Morandi, natura morta

 

A sera – il tempo nostro sfatto, andato –
sarò l’odore delle sedie, il sole
caduto sul terrazzo, il legno chiaro
del tavolo da pranzo.
Tutte cose
lasciate senza colpa a qualcun altro,
tagliole senza denti, dove il grano
maturo si fa paglia, fondo al nido.

 

Che strana fissità, sopra il terreno
hanno i palazzi e gli alberi. La luce
mancando all’improvviso, nella strada
salda il suo vecchio debito ai colori:
così l’azzurro di piastrelle, il verde
di nuove foglie trasparenti, il giallo
di lampade sui muri, tra i dipinti
chiedono verità. Qui si prepara
qualche altra cosa, non detta, e finestre
schermate dalle tende già lo sanno.

 

Di qualche cambiamento avvisa sempre
l’odore nuovo nell’aria, il respiro
che la giornata trattiene, di sole
accesa e di quiete insperata -tutti sono
andati altrove, o sembrano mancare.
La pieghi come un foglio, la mattina
che ti è data in aggiunta, un’armonica
di carta che si affolla tra le dita.
Eppure è quello di cui parli sempre,
lo sai, il continuo farsi delle cose
che chiamano comuni, e mai nessuno
scuote il loro edificio, dubitando
di quello che non vede.
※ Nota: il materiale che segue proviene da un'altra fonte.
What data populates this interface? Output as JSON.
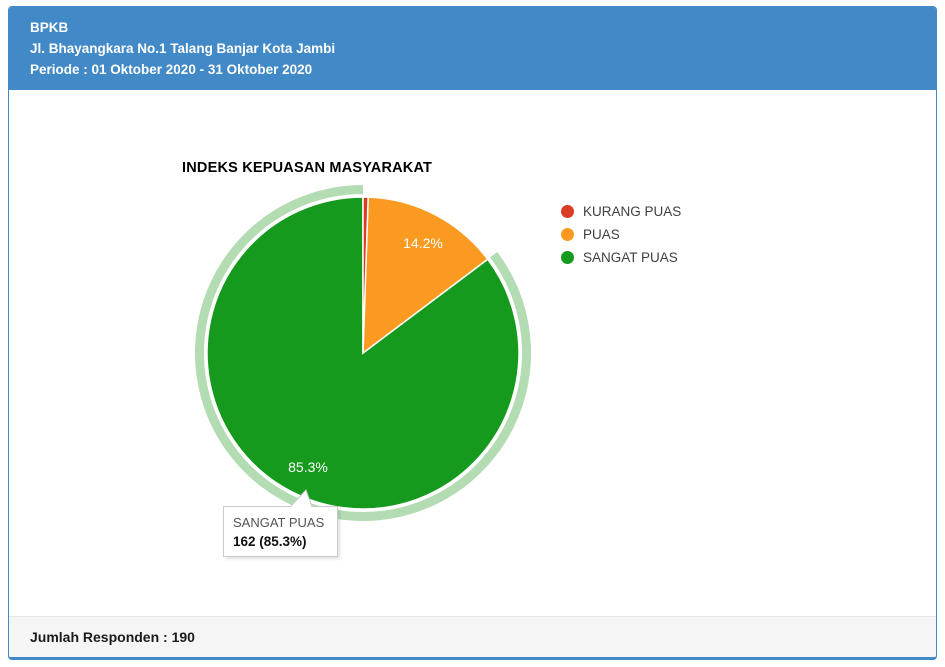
{
  "header": {
    "org": "BPKB",
    "address": "Jl. Bhayangkara No.1 Talang Banjar Kota Jambi",
    "periode": "Periode : 01 Oktober 2020 - 31 Oktober 2020"
  },
  "chart_data": {
    "type": "pie",
    "title": "INDEKS KEPUASAN MASYARAKAT",
    "categories": [
      "KURANG PUAS",
      "PUAS",
      "SANGAT PUAS"
    ],
    "values": [
      1,
      27,
      162
    ],
    "percent_labels": [
      "0.5%",
      "14.2%",
      "85.3%"
    ],
    "colors": [
      "#d93c22",
      "#fb9a20",
      "#169a1e"
    ],
    "legend_position": "right",
    "selected_index": 2,
    "selection_halo_color": "#b3dcb3",
    "slice_stroke_color": "#ffffff",
    "total_respondents": 190
  },
  "tooltip": {
    "label": "SANGAT PUAS",
    "value": "162 (85.3%)"
  },
  "footer": {
    "total": "Jumlah Responden : 190"
  },
  "colors": {
    "accent_blue": "#4189c7",
    "footer_bg": "#f5f5f5",
    "card_bg": "#ffffff"
  }
}
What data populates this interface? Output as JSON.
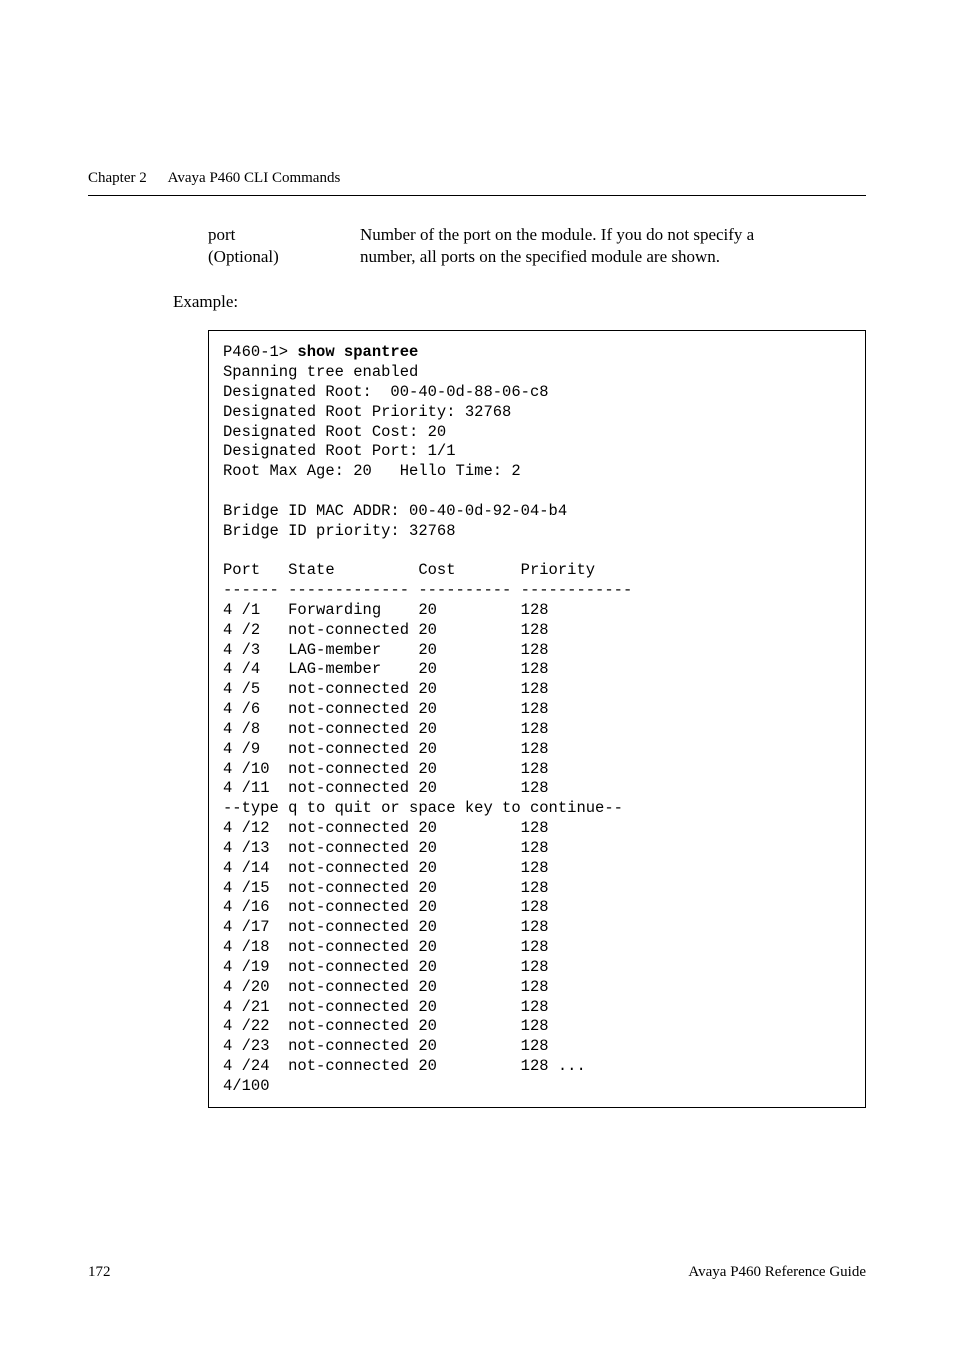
{
  "header": {
    "chapter_label": "Chapter 2",
    "chapter_title": "Avaya P460 CLI Commands"
  },
  "param": {
    "name_line1": "port",
    "name_line2": "(Optional)",
    "desc_line1": "Number of the port on the module. If you do not specify a",
    "desc_line2": "number, all ports on the specified module are shown."
  },
  "example_label": "Example:",
  "terminal": {
    "prompt": "P460-1> ",
    "command": "show spantree",
    "intro": [
      "Spanning tree enabled",
      "Designated Root:  00-40-0d-88-06-c8",
      "Designated Root Priority: 32768",
      "Designated Root Cost: 20",
      "Designated Root Port: 1/1",
      "Root Max Age: 20   Hello Time: 2",
      "",
      "Bridge ID MAC ADDR: 00-40-0d-92-04-b4",
      "Bridge ID priority: 32768",
      ""
    ],
    "table_header": "Port   State         Cost       Priority",
    "table_divider": "------ ------------- ---------- ------------",
    "rows_before_pause": [
      "4 /1   Forwarding    20         128",
      "4 /2   not-connected 20         128",
      "4 /3   LAG-member    20         128",
      "4 /4   LAG-member    20         128",
      "4 /5   not-connected 20         128",
      "4 /6   not-connected 20         128",
      "4 /8   not-connected 20         128",
      "4 /9   not-connected 20         128",
      "4 /10  not-connected 20         128",
      "4 /11  not-connected 20         128"
    ],
    "pause_line": "--type q to quit or space key to continue--",
    "rows_after_pause": [
      "4 /12  not-connected 20         128",
      "4 /13  not-connected 20         128",
      "4 /14  not-connected 20         128",
      "4 /15  not-connected 20         128",
      "4 /16  not-connected 20         128",
      "4 /17  not-connected 20         128",
      "4 /18  not-connected 20         128",
      "4 /19  not-connected 20         128",
      "4 /20  not-connected 20         128",
      "4 /21  not-connected 20         128",
      "4 /22  not-connected 20         128",
      "4 /23  not-connected 20         128",
      "4 /24  not-connected 20         128 ...",
      "4/100"
    ]
  },
  "footer": {
    "page_number": "172",
    "doc_title": "Avaya P460 Reference Guide"
  }
}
È la ragione
mia per restare così a lungo fuori,
guardando le muraglie, i tetti, i vetri
e gli animali, in mezzo ai rami bassi,
sperando che si voltino a parlarmi.

 

© François Nédel Atèrre, 08.04.2018

2 commenti su “PoEstate Silva #26: François Nédel Atèrre, tre inediti

  1. L’eterno tema della poesia degli oggetti che sanno interrogare l’uomo, il privilegio delle domande senza risposta, l’indicibile che trova spazio nel bianco fra i versi. Testi che ho apprezzato, che mi è piaciuto leggere.